5 Super Handy Do-It-Yourself Garden Tools

1. Garden Tote

How many times do you find yourself marching out to the garden like a pack horse, with your arms laden with hand tools? More often than not, you still have to return to the shed for more supplies. With a little ingenuity and a few items you probably have around the house, you can create your own garden tote to store all your garden "must have's".

Round up a canvas carpenter's belt (the kind with a large pocket) and gather together all the hand tools you regularly use. Measure the width of each and add on 1 more inch. Use a pen to mark the sections on your belt pocket. Double stitch along the pen marks, creating several pockets for the various tools. 

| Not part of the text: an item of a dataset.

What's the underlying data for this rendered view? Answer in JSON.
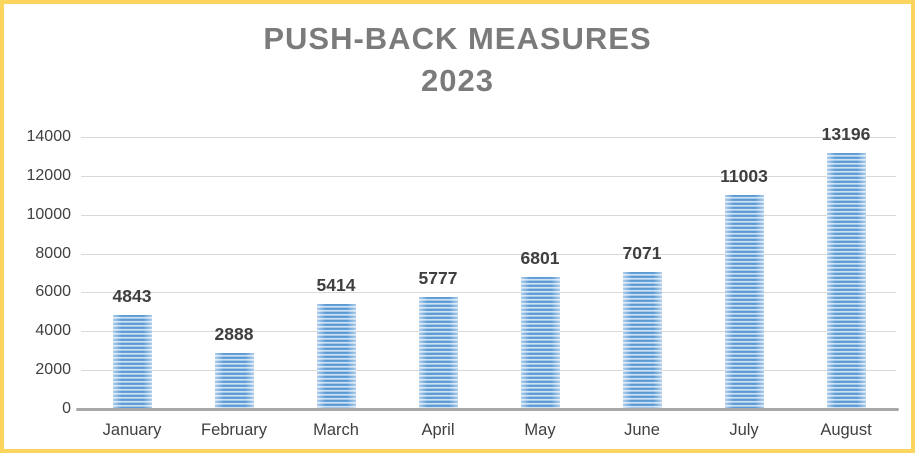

Get a small bucket or old cat litter pail, perfect for holding weeds, gloves or other items and tie the belt around the bucket. Next time you work in the garden, just grab your tote and go.

For a variation on this idea, use bungee cords to attach the bucket to a golf cart or luggage dolly, and place shovels or other large items in the bucket and wheel them around easily.

2. Knee Pad

Be kind to your tender knees by using a knee pad when you head out to the garden. Grab an old Styrofoam camping mattress and cut it to size, or go to your local carpet dealer and ask him for some old samples.

3. Plant Supports

Get your sprawling plants in check by providing a support system that's built right into your planter. Begin with a medium sized container. Drive five 1 by 1 inch stakes or bamboo stems into the soil until they protrude about 4 feet. Plant your tomato or other climbing plant in the center of the pot. Get nylon twine and wind it around the stakes in a star shape in 6 inch rows. As your plant grows and develops fruit, it will have plenty of support for all those unruly stems.

4. Planter's Pal

This is a handy little device to make planting seedlings a breeze. In fact, once you've used it a couple times, you'll wonder how you ever gardened without it. Begin with a piece of wood measuring four inches wide and four feet long. Leave one edge flat, or bevel it at a 45 degree angle. You can actually get the lumber store to cut it for you. Along the other edge, mark "V" notches every six inches. Alternate the notches big and small. Make the first one about one inch in depth and the second about 2 inches and repeat.
When you're ready to plant, press the flat side of the board into the dirt, making a narrow channel for your seeds. Lay down the board on its side with the notches facing away from you. Use the notches to help you with spacing, and plant your seeds.

5. Sprinkler Stand

This is a simple method of making your oscillating sprinkler even more efficient. Begin an in-ground sprinkler that has a stake and spigot attached to it. Get a bamboo pole and two plastic fasteners. 

Depending on the type of plants you're watering, cut the bamboo pole. It should be 2 to 3 feet for low growing plants and vegetables and 4 to 6 feet for tall flowers or shrubs. Push the pole into the ground at least 8 inches, place the metal spigot from the sprinkler against the top of the pole, and fasten with plastic strips. Attach the hose and water away.